The first one turns out to be ok with a 1.0 learning rate, but with the optimized version, a very strange thing happens: the gradient suddenly becomes zero and my model stops optimizing at only about 50% accuracy and I don’t know what’s wrong. Here’s the code:

```
import fastbook
fastbook.setup_book()
from fastai.vision.all import *
from fastbook import *
path = untar_data(URLs.MNIST_SAMPLE)
Path.BASE_PATH = path
threes = (path/'train'/'3').ls().sorted()
sevens = (path/'train'/'7').ls().sorted()
seven_tensors = [tensor(Image.open(o)) for o in sevens]
three_tensors = [tensor(Image.open(o)) for o in threes]
stacked_sevens = torch.stack(seven_tensors).float()/255
stacked_threes = torch.stack(three_tensors).float()/25
valid_3_tens = torch.stack([tensor(Image.open(o))
for o in (path/'valid'/'3').ls()])
valid_3_tens = valid_3_tens.float()/255
valid_7_tens = torch.stack([tensor(Image.open(o))
for o in (path/'valid'/'7').ls()])
valid_7_tens = valid_7_tens.float()/255
train_x = torch.cat([stacked_threes, stacked_sevens]).view(-1, 28*28)
train_y = tensor([1]*len(threes) + [0]*len(sevens)).unsqueeze(1)
dset = list(zip(train_x,train_y))
valid_x = torch.cat([valid_3_tens, valid_7_tens]).view(-1, 28*28)
valid_y = tensor([1]*len(valid_3_tens) + [0]*len(valid_7_tens)).unsqueeze(1)
valid_dset = list(zip(valid_x,valid_y))
def mnist_loss(predictions, targets):
predictions = predictions.sigmoid()
return torch.where(targets==1, 1-predictions, predictions).mean()
def batch_accuracy(xb, yb):
preds = xb.sigmoid()
correct = (preds>0.5) == yb
return correct.float().mean()
lr = 1.
dl = DataLoader(dset, batch_size=256)
valid_dl = DataLoader(valid_dset, batch_size=256)
dls = DataLoaders(dl, valid_dl)
learn = Learner(dls, nn.Linear(28*28,1), opt_func=SGD,
loss_func=mnist_loss, metrics=batch_accuracy)
learn.fit(10, lr=lr)
```

I tried to increase my learning rate.
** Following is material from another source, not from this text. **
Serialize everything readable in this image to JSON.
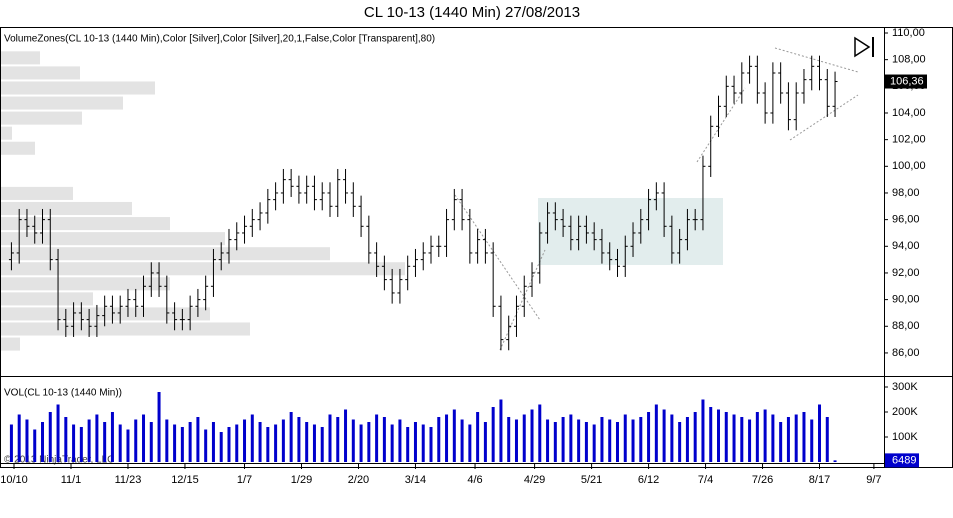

It doesn’t help at all. Instead, I find that decreasing the learning rate to 0.1 would make significant improvement to the model.

The batch accuracy jumps from less than 50% to 95% in the third epoch, which surprise me very much. Why do this happen? Is there something wrong with the code?